Women account for as many as two-thirds of non-regular jobs, and thanks to the coronavirus those gigs are vanishing at an alarming rate. Of 970,000 such positions lost in April alone, about 710,000 were held by women.

It is one of the clearest signs that Abe's gender drive is more rhetoric than policy. On his watch, Tokyo has fallen 20 places in the World Economic Forum's gender-equality index to 121st, trailing the United Arab Emirates and developing neighbors like Myanmar. Japan is also last in class among Group of Seven members.

Abe's Cabinet is emblematic of the problem: only two of 20 members are women. He has yet to entrust a pivotal portfolio -- foreign affairs, finance, chief Cabinet secretary -- to a woman. Rarely since 2012 has a single Nikkei 225 company been run by a woman. Only last month did the Bank of Japan name the first female executive director in its 138-year history.

Shinzo Abe and his cabinet ministers, pictured in September 2019: only two of 20 members are women. (Photo by Karina Noka)

Japan's womenomics gambit suffers from a lack of teeth. Companies were encouraged to name female managers and board members, but Abe did not incentivize them with tax breaks, preferential access to government contracts or penalties of any kind. Nor has the government named and shamed testosterone-heavy boards.

That is changing as activist investors from overseas let Japan Inc. know this foot-dragging is not OK.

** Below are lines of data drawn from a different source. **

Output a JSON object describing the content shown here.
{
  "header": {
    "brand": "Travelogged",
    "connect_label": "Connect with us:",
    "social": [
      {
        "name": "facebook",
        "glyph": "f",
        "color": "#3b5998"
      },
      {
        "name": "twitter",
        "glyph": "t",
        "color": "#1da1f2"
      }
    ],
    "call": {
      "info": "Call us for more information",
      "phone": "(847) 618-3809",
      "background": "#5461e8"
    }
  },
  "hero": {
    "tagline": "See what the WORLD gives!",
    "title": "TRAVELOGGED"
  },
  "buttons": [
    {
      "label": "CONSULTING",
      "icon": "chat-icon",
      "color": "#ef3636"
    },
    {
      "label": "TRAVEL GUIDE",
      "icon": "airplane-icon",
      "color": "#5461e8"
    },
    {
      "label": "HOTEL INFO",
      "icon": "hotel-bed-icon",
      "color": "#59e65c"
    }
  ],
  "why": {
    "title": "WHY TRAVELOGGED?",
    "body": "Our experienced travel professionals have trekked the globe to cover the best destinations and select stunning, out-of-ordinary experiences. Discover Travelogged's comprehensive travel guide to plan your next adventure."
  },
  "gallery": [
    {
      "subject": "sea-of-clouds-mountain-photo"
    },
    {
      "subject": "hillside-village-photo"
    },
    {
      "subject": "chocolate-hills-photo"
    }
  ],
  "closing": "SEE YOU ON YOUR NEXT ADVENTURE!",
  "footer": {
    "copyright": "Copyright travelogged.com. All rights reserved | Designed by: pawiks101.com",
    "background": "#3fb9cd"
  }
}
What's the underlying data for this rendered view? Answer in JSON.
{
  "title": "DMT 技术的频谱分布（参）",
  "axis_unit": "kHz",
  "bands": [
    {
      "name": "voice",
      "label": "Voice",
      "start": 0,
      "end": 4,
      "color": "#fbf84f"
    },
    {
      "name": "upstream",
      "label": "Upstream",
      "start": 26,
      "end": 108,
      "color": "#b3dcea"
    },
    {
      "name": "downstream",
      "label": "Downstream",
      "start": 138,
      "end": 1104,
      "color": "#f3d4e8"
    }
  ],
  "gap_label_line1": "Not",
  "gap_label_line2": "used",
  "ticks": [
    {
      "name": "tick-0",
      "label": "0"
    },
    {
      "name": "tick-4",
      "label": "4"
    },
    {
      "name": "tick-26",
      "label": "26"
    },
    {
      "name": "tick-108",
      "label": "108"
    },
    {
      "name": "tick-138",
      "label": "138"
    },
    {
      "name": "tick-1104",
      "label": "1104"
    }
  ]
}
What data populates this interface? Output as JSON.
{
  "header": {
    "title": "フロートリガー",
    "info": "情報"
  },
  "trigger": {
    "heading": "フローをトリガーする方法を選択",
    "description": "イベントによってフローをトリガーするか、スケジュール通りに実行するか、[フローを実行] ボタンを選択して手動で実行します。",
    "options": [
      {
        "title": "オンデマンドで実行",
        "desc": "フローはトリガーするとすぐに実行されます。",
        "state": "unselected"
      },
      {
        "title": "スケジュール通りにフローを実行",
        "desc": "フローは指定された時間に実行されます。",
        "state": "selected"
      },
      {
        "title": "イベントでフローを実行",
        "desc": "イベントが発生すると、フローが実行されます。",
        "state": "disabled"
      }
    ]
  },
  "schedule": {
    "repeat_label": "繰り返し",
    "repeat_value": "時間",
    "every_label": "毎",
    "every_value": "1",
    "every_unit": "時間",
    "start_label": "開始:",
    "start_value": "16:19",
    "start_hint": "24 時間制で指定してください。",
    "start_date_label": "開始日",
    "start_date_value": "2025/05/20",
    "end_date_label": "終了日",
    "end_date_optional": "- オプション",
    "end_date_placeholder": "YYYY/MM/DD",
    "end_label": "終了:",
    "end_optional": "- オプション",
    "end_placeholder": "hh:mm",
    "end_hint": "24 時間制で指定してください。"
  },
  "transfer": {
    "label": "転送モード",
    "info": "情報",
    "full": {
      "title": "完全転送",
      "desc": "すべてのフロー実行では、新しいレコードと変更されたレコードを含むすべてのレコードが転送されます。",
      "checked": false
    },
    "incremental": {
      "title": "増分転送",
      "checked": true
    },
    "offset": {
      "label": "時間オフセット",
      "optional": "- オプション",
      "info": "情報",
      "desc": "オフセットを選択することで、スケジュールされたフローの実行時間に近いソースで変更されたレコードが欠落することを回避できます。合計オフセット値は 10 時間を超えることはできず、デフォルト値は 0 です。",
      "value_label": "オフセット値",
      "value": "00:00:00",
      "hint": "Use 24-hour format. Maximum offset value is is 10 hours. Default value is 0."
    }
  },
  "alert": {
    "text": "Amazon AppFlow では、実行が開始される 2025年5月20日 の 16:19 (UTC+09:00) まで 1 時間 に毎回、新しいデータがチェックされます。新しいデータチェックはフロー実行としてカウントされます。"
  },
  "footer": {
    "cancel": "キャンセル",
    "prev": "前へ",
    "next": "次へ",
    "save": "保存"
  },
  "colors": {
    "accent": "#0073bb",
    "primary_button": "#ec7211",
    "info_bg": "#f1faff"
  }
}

Some CEOs are now taking frantic action because of fears that this boys'-club ethos is a risk to their share prices. Masayoshi Son, founder and CEO of SoftBank Group, has just proposed the first female nonexecutive director in SoftBank's nearly 40-year history. With all due respect to Waseda Business School's highly qualified Yuko Kawamoto, Son's timing is pretty convenient -- just as he is in the hot seat after a year of epic losses.

This gender-inequality shaming can be a benefit for both Japan's business sector and the broader economy -- if Abe's government and corporate chieftains internalize the message.

All available data concur that economies and companies that best harness female talent are the most productive, innovative and prosperous. As of 2018, women in Japan held only about 15% of management-level roles. In the U.S. and U.K., the share exceeds 35%.

So, Abe's Liberal Democratic Party has a long way to go to make the broader economy more dynamic. Women earn just 73% of men. Why not, for example, target Tokyo's next trillion-dollar stimulus plan at narrowing the gender-pay gap and incentivizing CEOs to reduce their reliance on part-time labor?

The good news is that overseas investors may force action by highlighting this weak spot in a slowing economy. Had Abe worked earlier and more forcefully to foster greater gender balance, Japan might not be battling COVID-19 headwinds with one arm effectively tied behind its back.

For 20 years now, the International Monetary Fund, the Organization for Economic Cooperation and Development and economists at Goldman Sachs have urged Japan to empower half the population. Perhaps the big money will have more luck forcing Tokyo's patriarchy to change.